EN TERRIET TOMAMOS EL TREN Glion. «Funiculí, funiculá…». Luego, en un tranvía de cremallera, subimos a los Rochers de Naye. El mundo va quedando a nuestros pies.
Todos se muestran encantados de la ascensión. Las señoras no sienten el menor cansancio. Se habla mal de los ingleses —¡esos primos!—, que suben las montañas a pie, habiendo en Suiza unos funiculares tan hermosos. En el fondo, nuestro humorismo es poltronería pura.
—Para mí —dice un señor gordo—, la manera más sportiva de subir las montañas es esta.
—¿Y si descarrila el funicular? —exclama una señora.
Con nosotros viene un belga, amigo de la montaña.
—¡Ah! ¿Es usted amigo de la montaña? —interrogan con admiración cuatro o cinco voces.
Ya lo creo que es amigo de la montaña el hombre belga. Es un amigo íntimo. En realidad, si este hombre no fuera amigo de la montaña sería bien poca cosa. Es amigo de la montaña, como otros son amigos de un torero. Aquí, en Suiza, no hay toreros para que uno cultive su amistad; no hay apenas personajes políticos; no hay más que montañas. Ser amigo de la montaña es lo más que se puede ser en Suiza, como no se sea la montaña misma.
—Sí —dice el belga—. Yo soy amigo de la montaña. La conozco desde la infancia.
—¿Desde la infancia de la montaña? —interrumpe el señor gordo.
Pero el amigo de la montaña no hace caso y continúa. Parece como si se tutease con la montaña, o como si la montaña le debiera dinero. Todos los años viene a visitarla. Seguirá viniendo aunque se encuentre en el fin del mundo.

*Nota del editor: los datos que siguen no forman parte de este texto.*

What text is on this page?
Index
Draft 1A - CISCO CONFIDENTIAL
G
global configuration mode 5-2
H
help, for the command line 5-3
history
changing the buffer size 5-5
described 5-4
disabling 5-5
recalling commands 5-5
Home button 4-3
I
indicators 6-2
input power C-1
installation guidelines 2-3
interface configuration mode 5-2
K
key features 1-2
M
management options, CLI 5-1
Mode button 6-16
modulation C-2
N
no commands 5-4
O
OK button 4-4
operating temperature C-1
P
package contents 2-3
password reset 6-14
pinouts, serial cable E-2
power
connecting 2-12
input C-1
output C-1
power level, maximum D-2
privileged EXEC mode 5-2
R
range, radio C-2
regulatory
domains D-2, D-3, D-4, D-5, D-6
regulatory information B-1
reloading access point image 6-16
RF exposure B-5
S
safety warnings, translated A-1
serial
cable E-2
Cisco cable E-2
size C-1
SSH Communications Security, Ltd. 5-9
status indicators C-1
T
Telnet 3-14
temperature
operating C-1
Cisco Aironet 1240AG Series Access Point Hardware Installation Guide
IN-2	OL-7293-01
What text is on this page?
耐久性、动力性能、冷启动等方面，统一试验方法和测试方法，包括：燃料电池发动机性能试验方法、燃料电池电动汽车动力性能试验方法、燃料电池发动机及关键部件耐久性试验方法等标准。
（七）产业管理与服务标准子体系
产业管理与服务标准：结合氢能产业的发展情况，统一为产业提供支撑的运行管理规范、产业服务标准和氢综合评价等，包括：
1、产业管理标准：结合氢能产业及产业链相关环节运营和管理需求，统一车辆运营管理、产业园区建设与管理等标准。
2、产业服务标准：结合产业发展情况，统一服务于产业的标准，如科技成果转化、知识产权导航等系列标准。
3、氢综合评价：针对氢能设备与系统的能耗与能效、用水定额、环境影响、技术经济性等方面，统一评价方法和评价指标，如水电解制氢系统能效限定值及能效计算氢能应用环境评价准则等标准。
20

Y henos ya en la montaña en cuestión.
—¡Dos mil cuarenta y cuatro metros! —exclama el belga.
Estos dos mil cuarenta y cuatro metros irán aumentando considerablemente a medida que los excursionistas vuelvan a sus casas.
—C’est épatant!
No es que se admire la altura de la montaña. Nos admiramos a nosotros mismos de encontrarnos tan altos, y pensamos con un desprecio absoluto en la pobre Humanidad que vive al nivel del mar. El aire es puro y aperitivo. El panorama, espléndido.
—¿Usted ama la montaña? —me pregunta el belga.
Claro que amo la montaña; pero no con locura. La montaña tiene un buen lejos. Sin embargo, este no es mi elemento. Yo no soy hombre de las montañas, sino de las tertulias de café. El aire del café me produce un efecto tónico excelente.
Hay un sueco que protesta. Un hombre que no tiene más que un pulmón, y al que el aire del café le parece insuficiente. A mí, en cambio, me entona. Este aire tan puro de las montañas me fatiga y me produce una sensación de mareo. Claro es que todo es cuestión de costumbre; pero ¿para qué voy a acostumbrarme yo al aire de las montañas? ¿Es que La Tribuna se publica en una montaña? ¿Es que hay editores a dos mil cuarenta y cuatro metros de altura?
Se organiza la vuelta. Otra vez la cremallera.
Otra vez este ferrocarril de parque de recreos «Funiculí… funiculá…».